В маленькой светлой комнате Лесь сразу же устраивается, как дома. Раздевшись, он с удовольствием развязывает мешок, осторожно вынимает свои сокровища, боясь, не случилось ли с ними чего-нибудь в дороге. Микола Сенчук тоже раздевается, но, передумав, снова накидывает полушубок.
— Куда это ты, Микола, собрался на ночь глядя? — с удивлением спрашивает Лесь, возясь посреди комнаты со своим добром.
— Черногорским ветром подышать.
— В два часа ночи? Неужто завтра поздно будет?
— Не откладывай, Лесь, на завтра то, что можно сделать сегодня.
— Хорошо, что напомнил, я поужинаю.
Микола уходит. Лесь осторожно вытаскивает из мешка какие-то еще пакетики, потом початки кукурузы, огромную свеклу. Любуясь ею, он тихо напевает:
Ой, ты, свекла, белый корень,Зеленые листья!Приходили кавалеры,А я не в монисте.
«Ой, ты, свекла, белый корень…» Загадала ты мне загадку на много дней и ночей. Думалось: уже и жизнь твоя, Лесь, позади, как пустой мешок за плечами. А люди говорят — впереди, верь, Лесь, впереди… И ведь начинаешь верить!..»
* * *Микола Сенчук останавливается у райкома. На втором этаже из двух оконных проемов льется свет.
— Работает человек.
Микола медленно прошелся вдоль ограды, потом решительно сорвал с головы шапку и стал сбивать ею снег с полушубка. В райком он входит, кое-как приведя в порядок одежду, а волосы на голове у него белым-белы…
— Входите! — отрываясь от диссертации, отвечает Чернега на тихий стук в дверь.
— Добрый вечер, то бишь… доброй ночи, Михайло Гнатович! — здоровается с порога Сенчук. — Может, не в пору пришел?
— Как раз в пору, Микола Панасович. Видишь, никого нет, даже телефоны молчат. Не помешают разговаривать. Садись, Микола Панасович. Как ездилось?

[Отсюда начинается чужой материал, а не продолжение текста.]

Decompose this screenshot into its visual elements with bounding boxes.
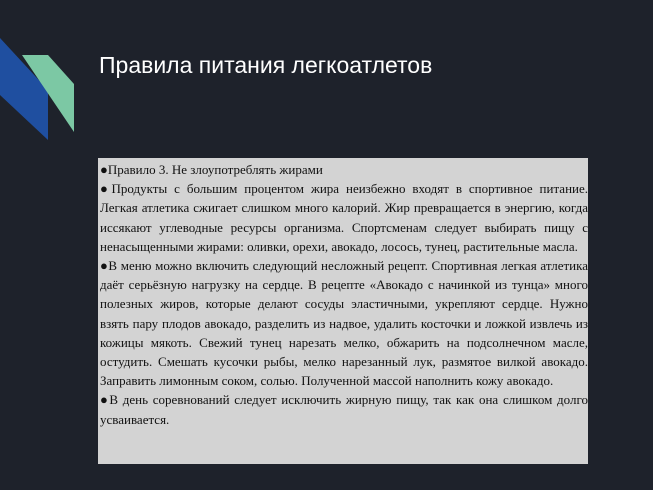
slide-title: Правила питания легкоатлетов (99, 52, 433, 78)
paragraph-recipe: ●В меню можно включить следующий несложный рецепт. Спортивная легкая атлетика даёт серьёзную нагрузку на сердце. В рецепте «Авокадо с начинкой из тунца» много полезных жиров, которые делают сосуды эластичными, укрепляют сердце. Нужно взять пару плодов авокадо, разделить из надвое, удалить косточки и ложкой извлечь из кожицы мякоть. Свежий тунец нарезать мелко, обжарить на подсолнечном масле, остудить. Смешать кусочки рыбы, мелко нарезанный лук, размятое вилкой авокадо. Заправить лимонным соком, солью. Полученной массой наполнить кожу авокадо. (100, 258, 588, 389)
corner-decoration (0, 0, 80, 140)
text-panel (98, 158, 588, 464)
paragraph-competition-day: ●В день соревнований следует исключить жирную пищу, так как она слишком долго усваивается. (100, 392, 588, 427)
decor-blue-stripe (0, 38, 48, 140)
paragraph-rule: ●Правило 3. Не злоупотреблять жирами (100, 162, 323, 177)
paragraph-fat-products: ●Продукты с большим процентом жира неизбежно входят в спортивное питание. Легкая атлетика сжигает слишком много калорий. Жир превращается в энергию, когда иссякают углеводные ресурсы организма. Спортсменам следует выбирать пищу с ненасыщенными жирами: оливки, орехи, авокадо, лосось, тунец, растительные масла. (100, 181, 588, 254)
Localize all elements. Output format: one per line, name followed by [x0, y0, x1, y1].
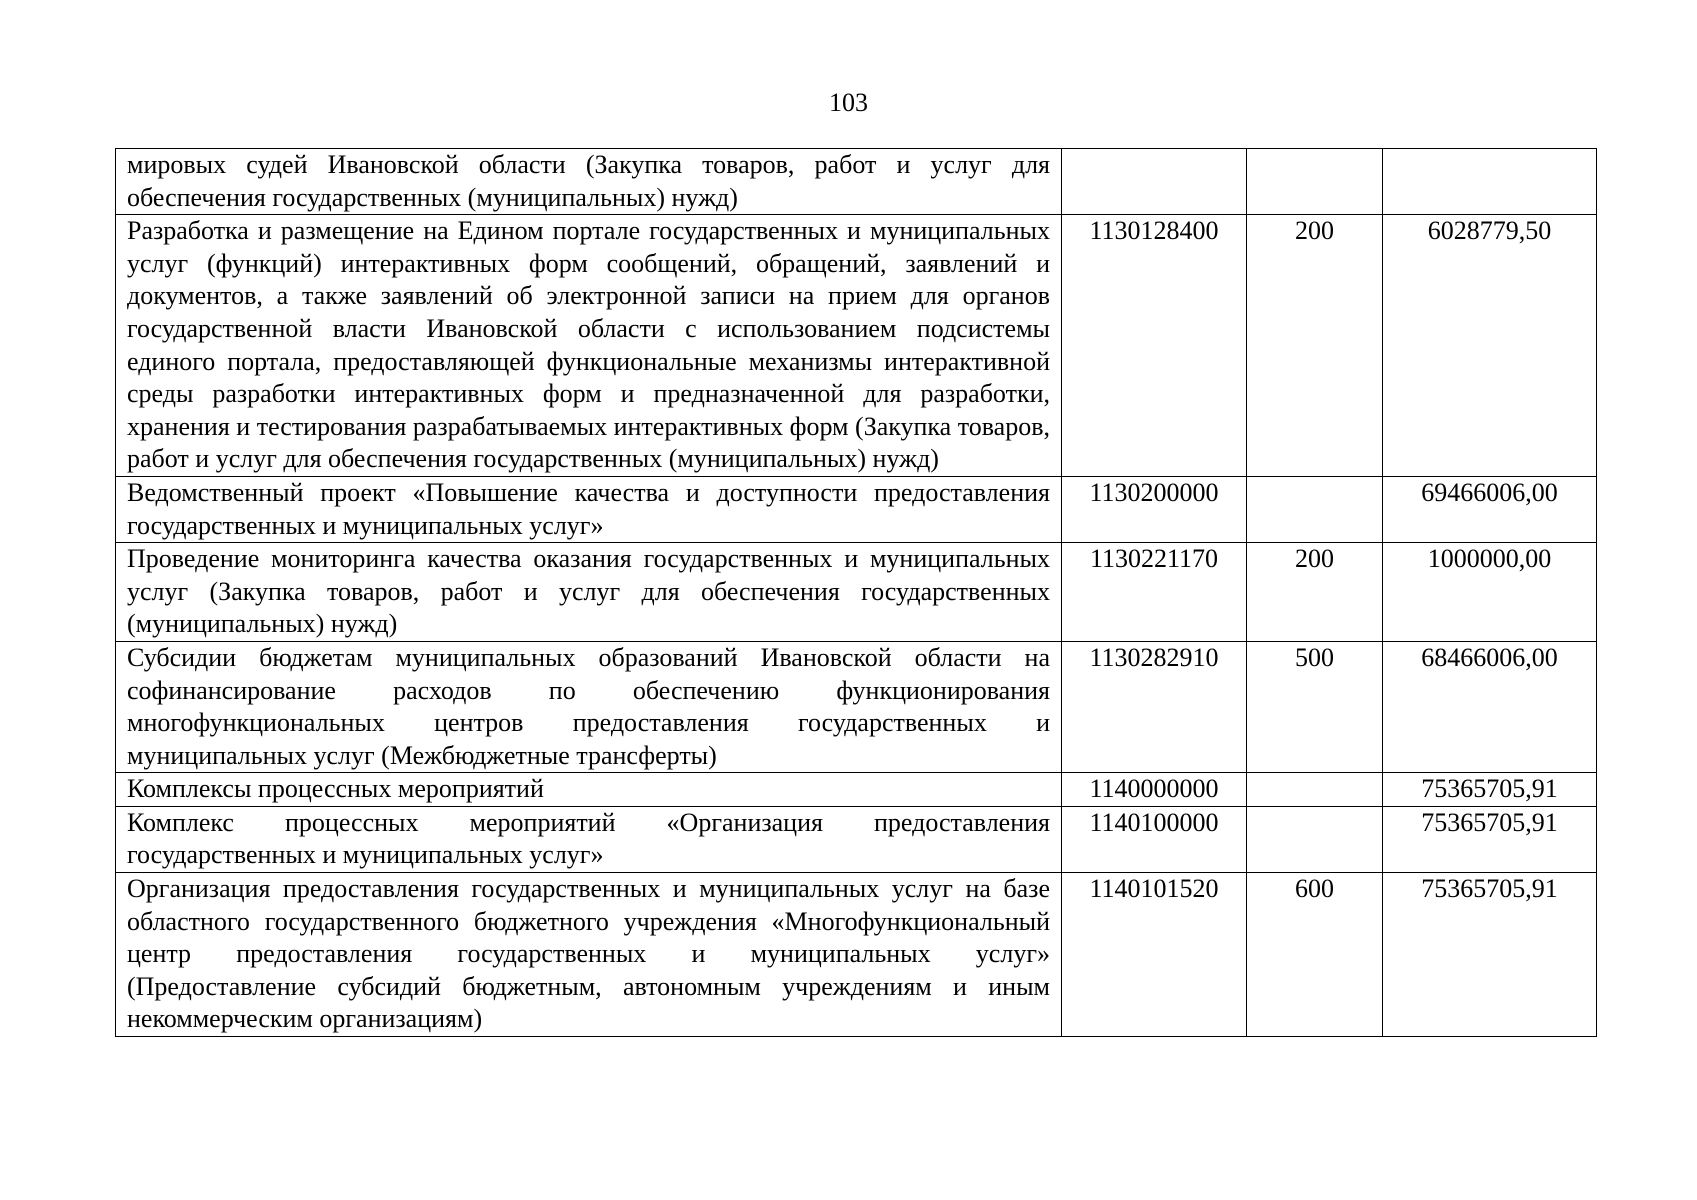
- row-code: 1130282910: [1062, 641, 1247, 772]
- row-amount: 75365705,91: [1383, 773, 1597, 807]
- row-code: 1140100000: [1062, 806, 1247, 872]
- row-amount: [1383, 149, 1597, 215]
- row-name: Комплексы процессных мероприятий: [116, 773, 1062, 807]
- row-code: 1140101520: [1062, 873, 1247, 1037]
- row-expense-type: [1247, 806, 1383, 872]
- row-amount: 1000000,00: [1383, 543, 1597, 642]
- row-expense-type: [1247, 773, 1383, 807]
- row-code: 1130200000: [1062, 476, 1247, 542]
- table-row: [116, 215, 1597, 477]
- table-row: [116, 641, 1597, 772]
- row-code: 1130128400: [1062, 215, 1247, 477]
- row-expense-type: 600: [1247, 873, 1383, 1037]
- row-name: Комплекс процессных мероприятий «Организация предоставления государственных и муниципальных услуг»: [116, 806, 1062, 872]
- row-amount: 75365705,91: [1383, 873, 1597, 1037]
- row-name: Ведомственный проект «Повышение качества и доступности предоставления государственных и муниципальных услуг»: [116, 476, 1062, 542]
- table-row: [116, 773, 1597, 807]
- row-amount: 68466006,00: [1383, 641, 1597, 772]
- row-expense-type: 200: [1247, 543, 1383, 642]
- row-name: Организация предоставления государственных и муниципальных услуг на базе областного государственного бюджетного учреждения «Многофункциональный центр предоставления государственных и муниципальных услуг» (Предоставление субсидий бюджетным, автономным учреждениям и иным некоммерческим организациям): [116, 873, 1062, 1037]
- table-row: [116, 476, 1597, 542]
- row-amount: 69466006,00: [1383, 476, 1597, 542]
- budget-table: [115, 148, 1597, 1037]
- row-code: 1130221170: [1062, 543, 1247, 642]
- row-name: Проведение мониторинга качества оказания государственных и муниципальных услуг (Закупка товаров, работ и услуг для обеспечения государственных (муниципальных) нужд): [116, 543, 1062, 642]
- table-row: [116, 149, 1597, 215]
- row-name: Разработка и размещение на Едином портале государственных и муниципальных услуг (функций) интерактивных форм сообщений, обращений, заявлений и документов, а также заявлений об электронной записи на прием для органов государственной власти Ивановской области с использованием подсистемы единого портала, предоставляющей функциональные механизмы интерактивной среды разработки интерактивных форм и предназначенной для разработки, хранения и тестирования разрабатываемых интерактивных форм (Закупка товаров, работ и услуг для обеспечения государственных (муниципальных) нужд): [116, 215, 1062, 477]
- table-row: [116, 806, 1597, 872]
- row-code: [1062, 149, 1247, 215]
- row-amount: 6028779,50: [1383, 215, 1597, 477]
- row-expense-type: [1247, 149, 1383, 215]
- table-row: [116, 543, 1597, 642]
- row-amount: 75365705,91: [1383, 806, 1597, 872]
- row-expense-type: 200: [1247, 215, 1383, 477]
- row-code: 1140000000: [1062, 773, 1247, 807]
- row-expense-type: 500: [1247, 641, 1383, 772]
- row-name: Субсидии бюджетам муниципальных образований Ивановской области на софинансирование расходов по обеспечению функционирования многофункциональных центров предоставления государственных и муниципальных услуг (Межбюджетные трансферты): [116, 641, 1062, 772]
- page-number: 103: [829, 88, 868, 117]
- row-expense-type: [1247, 476, 1383, 542]
- table-row: [116, 873, 1597, 1037]
- row-name: мировых судей Ивановской области (Закупка товаров, работ и услуг для обеспечения государственных (муниципальных) нужд): [116, 149, 1062, 215]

— Как ездилось? Не в силах, Михайло Гнатович, и рассказать о том, что запало в сердце за эти дни. Великая радость людская и великие надежды… Ездилось, как в песне, где поется про голубей и каменную гору. Помните, когда догоняет человек лета молодые на калиновом мосту?
— Ты гляди!.. — одобрительно проговорил Чернега, подошел к радиоле. Поставил «Из-за горы каменной…» — И что ж, догнал лета молодые?
— Повидал на калиновом мосту, — прислушиваясь к песне, отвечает Микола. — А догонять будем всем селом, всем районом, — нет, всей Гуцульщиной!
— Молодец! Будем догонять… А ты поэт!
— Я? Жизнь делает нас поэтами… Много мы увидели поэтов в колхозах.
— Кого же именно?
— Ну, к примеру, Марию Васильевну Говорову. Поэтесса она или нет?
— Поэтесса, хоть и пишет прозой, — Чернега вынул из шкафа брошюру Говоровой.
— Пусть так, и все же это лучше, чем когда поэзия становится прозой.
— Речь у тебя, Микола Панасович, обогатилась, осмелела.
— Должно быть, потому, что, глядя на людей, и сам человек смелеет. И мечты смелеют… Теперь, Михайло Гнатович, — он понизил голос, — я уже и резьбой понемногу займусь. Так и подмывает поработать. Сплю и вижу новую резьбу.
— В добрый час. — Чернега помолчал, лоб его покрылся морщинами, глаза стали грустными. — Еще об одной теме для резьбы подумай, Микола Панасович. Надо Илька показать. Во весь рост! Чтобы каждый гуцул видел его таким, каким он ходил меж людьми… Ты его самый близкий, самый верный друг. Смерть может уничтожить человека, но она не в силах сломить дружбу, верность… Эх, Микола, и до сих пор не верится, что нет среди нас Илька. Задумаешься — и кажется: вот-вот распахнутся, чуть не слетая с петель, двери и ворвется он, как ветер верховинский, как первый день весны. Или — читаешь про Довбуша — и вдруг видишь Илька…
— Во всем он был человек. Таким, если смогу, и покажу его.